Cara Belajar dari Ada Lovelace

Anak-anak dapat mempelajari beberapa pelajaran dari Ada Lovelace. Pertama, gabungkan minat Anda. Ada menyukai puisi dan matematika. Dia menyebut campuran itu "sains puitis." Jangan memilih satu gairah. Pertahankan semuanya. Kedua, tuliskan hal-hal. Catatan Ada mengubah dunia. Dia tidak menyimpan idenya di kepalanya. Dia membagikannya. Ketiga, bayangkan apa yang bisa terjadi, bukan hanya apa yang ada. Ada melihat komputer membuat musik. Tidak ada orang lain yang melihat itu. Orang tua dapat mendorong anak-anak muda untuk menulis "program" sederhana di atas kertas. Beri tahu robot cara membuat sandwich. Langkah satu: Buka kantong roti. Langkah dua: Keluarkan dua potong. Tulis sepuluh langkah. Anak-anak yang lebih besar dapat belajar tentang loop dan pernyataan bersyarat.
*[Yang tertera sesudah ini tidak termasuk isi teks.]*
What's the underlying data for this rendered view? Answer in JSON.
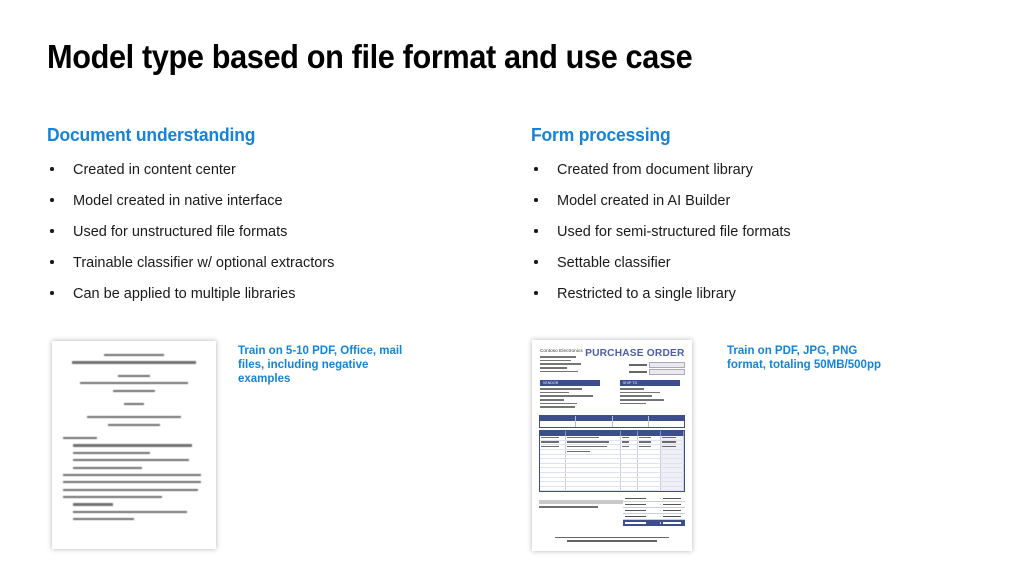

Loop adalah "ulangi ini tiga kali." Bersyarat adalah "jika rotinya basi, maka dapatkan roti segar." Keluarga juga dapat merayakan Hari Ada Lovelace pada bulan Oktober. Buat poster tentang seorang wanita di bidang sains. Baca buku tentang Ada bersama-sama. Kegiatan lainnya adalah melihat program komputer secara online. Kode Python atau JavaScript. Lihat bagaimana ia menggunakan loop dan kondisional. Ada membayangkan ide-ide itu 200 tahun yang lalu. Ada Lovelace meninggal muda. Tapi idenya hidup lama setelahnya. Dia tidak melihat komputer. Dia tidak pernah menjalankan programnya. Dia tidak pernah mendengar mesin membuat musik. Tapi dia percaya itu akan terjadi. Itulah kekuatan imajinasi. Setiap anak memiliki kekuatan itu. Gunakan itu. Bermimpilah besar. Tuliskan. Dunia membutuhkan lebih banyak ilmuwan puitis. Jadilah salah satunya.